Das neue Album von Psaiko.Dino heißt "#hangster".© [unknown]
Welchen Rap-Part findest du besser: deinen eigenen oder den von Manny Marc?
Ich mag alle Parts auf dem Album. (lacht) Ich finde den von Manny Marc nicht schlecht. Das ist jetzt vielleicht kein philosophischer Text oder so, aber bei den Atzen geht es eher um ein Augenzwinkern als darum, die Welt mit einem Text zu verändern. Vor dem Hintergrund funktioniert das schon sehr gut, finde ich. Den Part von Frauenarzt finde ich sogar richtig krass: wie er reinkommt, wie früher. Ich war auch mit den Atzen in Stuttgart auf der Bühne, als sie auf im Festzelt gespielt haben. Das war verrückt. Wir waren ein bisschen zu spät dran, die Atzen schon an der Bühne, das Intro läuft bereits, da ruft mich Marc an: Komm her, du musst mit auf die Bühne! Ich bin dann von vier Securitys geholt worden, nur damit ich auf der Bühne rumstehen und Bier trinken kann. (lacht) Super nette Typen. Die machen ihr Ding, es ist immer geile Stimmung – die haben den Spaß ihres Lebens.
Es gibt ein YouTube-Video, wo du in irgendeinem ranzigen Jugendclub mit Rockstah auf der Bühne stehst und rappst. Und du hast auch auf der letzten Cro-Tour immer einen kleinen Rap-Part gehabt. Verfolgst du das ernsthaft?
Nee. Damals hatte ich halt mit Rockstah ein Projekt namens Sportfreunde Lauter. (lacht) Wir hatten so vier, fünf Jugendclub-Gigs, da war ich halt Backup und hatte auch einen Part. Aber das war halt Spaß. Unter der Woche war ich in der Schule und am Wochenende haben wir ein bisschen gerappt.

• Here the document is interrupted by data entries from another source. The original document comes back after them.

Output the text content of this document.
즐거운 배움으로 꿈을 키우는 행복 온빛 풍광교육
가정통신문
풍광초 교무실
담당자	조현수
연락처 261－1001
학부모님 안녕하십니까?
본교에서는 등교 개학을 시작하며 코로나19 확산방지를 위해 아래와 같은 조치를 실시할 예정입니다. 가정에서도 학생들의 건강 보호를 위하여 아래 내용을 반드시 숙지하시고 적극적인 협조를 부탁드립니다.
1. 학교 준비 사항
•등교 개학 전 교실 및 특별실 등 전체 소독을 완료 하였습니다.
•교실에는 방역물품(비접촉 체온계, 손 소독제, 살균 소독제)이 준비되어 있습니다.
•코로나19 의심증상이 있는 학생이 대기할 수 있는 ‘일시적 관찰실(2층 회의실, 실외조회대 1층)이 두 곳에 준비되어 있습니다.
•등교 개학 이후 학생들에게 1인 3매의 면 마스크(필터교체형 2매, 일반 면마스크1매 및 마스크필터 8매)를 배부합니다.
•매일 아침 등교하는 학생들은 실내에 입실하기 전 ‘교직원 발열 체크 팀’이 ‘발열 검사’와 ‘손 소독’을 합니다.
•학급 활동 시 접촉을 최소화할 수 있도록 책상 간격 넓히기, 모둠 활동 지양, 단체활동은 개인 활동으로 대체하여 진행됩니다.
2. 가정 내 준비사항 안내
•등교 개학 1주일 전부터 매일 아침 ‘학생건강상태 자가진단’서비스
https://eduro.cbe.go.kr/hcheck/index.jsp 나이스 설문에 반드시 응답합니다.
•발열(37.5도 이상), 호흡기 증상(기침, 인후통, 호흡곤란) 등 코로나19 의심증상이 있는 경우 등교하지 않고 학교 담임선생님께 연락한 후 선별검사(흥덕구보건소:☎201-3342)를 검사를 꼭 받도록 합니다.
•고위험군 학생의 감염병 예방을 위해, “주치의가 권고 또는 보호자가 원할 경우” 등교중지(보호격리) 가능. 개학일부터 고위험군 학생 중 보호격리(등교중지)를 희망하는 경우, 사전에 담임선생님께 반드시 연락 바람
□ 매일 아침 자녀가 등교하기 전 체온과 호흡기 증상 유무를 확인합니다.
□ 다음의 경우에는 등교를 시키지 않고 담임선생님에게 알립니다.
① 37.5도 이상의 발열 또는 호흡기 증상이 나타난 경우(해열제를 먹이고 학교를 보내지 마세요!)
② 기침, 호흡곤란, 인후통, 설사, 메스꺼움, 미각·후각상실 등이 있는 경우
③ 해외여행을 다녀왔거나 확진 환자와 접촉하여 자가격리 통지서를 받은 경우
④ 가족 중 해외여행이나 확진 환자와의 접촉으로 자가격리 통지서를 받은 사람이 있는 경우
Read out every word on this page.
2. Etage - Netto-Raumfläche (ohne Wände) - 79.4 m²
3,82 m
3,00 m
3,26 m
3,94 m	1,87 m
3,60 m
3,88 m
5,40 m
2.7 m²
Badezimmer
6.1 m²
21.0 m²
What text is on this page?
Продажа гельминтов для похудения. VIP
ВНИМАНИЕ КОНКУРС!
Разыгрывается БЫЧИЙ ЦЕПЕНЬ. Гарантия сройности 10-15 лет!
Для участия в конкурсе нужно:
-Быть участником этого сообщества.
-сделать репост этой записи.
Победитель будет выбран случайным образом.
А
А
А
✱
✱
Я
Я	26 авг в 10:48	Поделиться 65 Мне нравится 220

Du machst Beats, du rappst ein wenig, legst auf und hast nun dieses Album organisiert und produziert – was ist dein eigenes künstlerisches Selbstverständnis?
Ich mach das, was mir unter den aktuellen Umständen, die ich mir auch über Carlo – das aber bitte in Klammern (lacht) – aufgebaut habe, möglich ist. Ich hole das Maximale aus meiner Situation heraus. Und da ich nun mal Beats mache und die Möglichkeit habe, ein Album rauszubringen, mach ich das natürlich. Beats sind meine Leidenschaft, das mache ich schon seit 15 Jahren.
Du bist ja auch viel älter als Cro...
Na ja, vier, fünf Jahre. Wenn ich 65 bin, ist er 60. Und ich sehe ja trotzdem aus wie 20. (lacht)
Das Album ist dein erster Solo-Eintrag in deiner Diskografie. Hast du vor, das noch auszubauen?
Ja. Ich könnte mir schon vorstellen, da noch einen Teil nachzupfeffern. Ich würde aber auch gern mit einem Rapper ein ganzes Album machen. Ich will mal ein komplettes Soundbild erarbeiten, ganze Songs fertigstellen und ausproduzieren. Das Problem ist halt, dass die meisten Rapper bei Chimperator schon versorgt sind. Carlo zum Beispiel kann ja auch selbst Beats machen, und das leider viel zu gut. (lacht) Aber mein Lebensmotto ist: Irgendwas wird sich schon ergeben. Das hab ich mir sogar tätowieren lassen.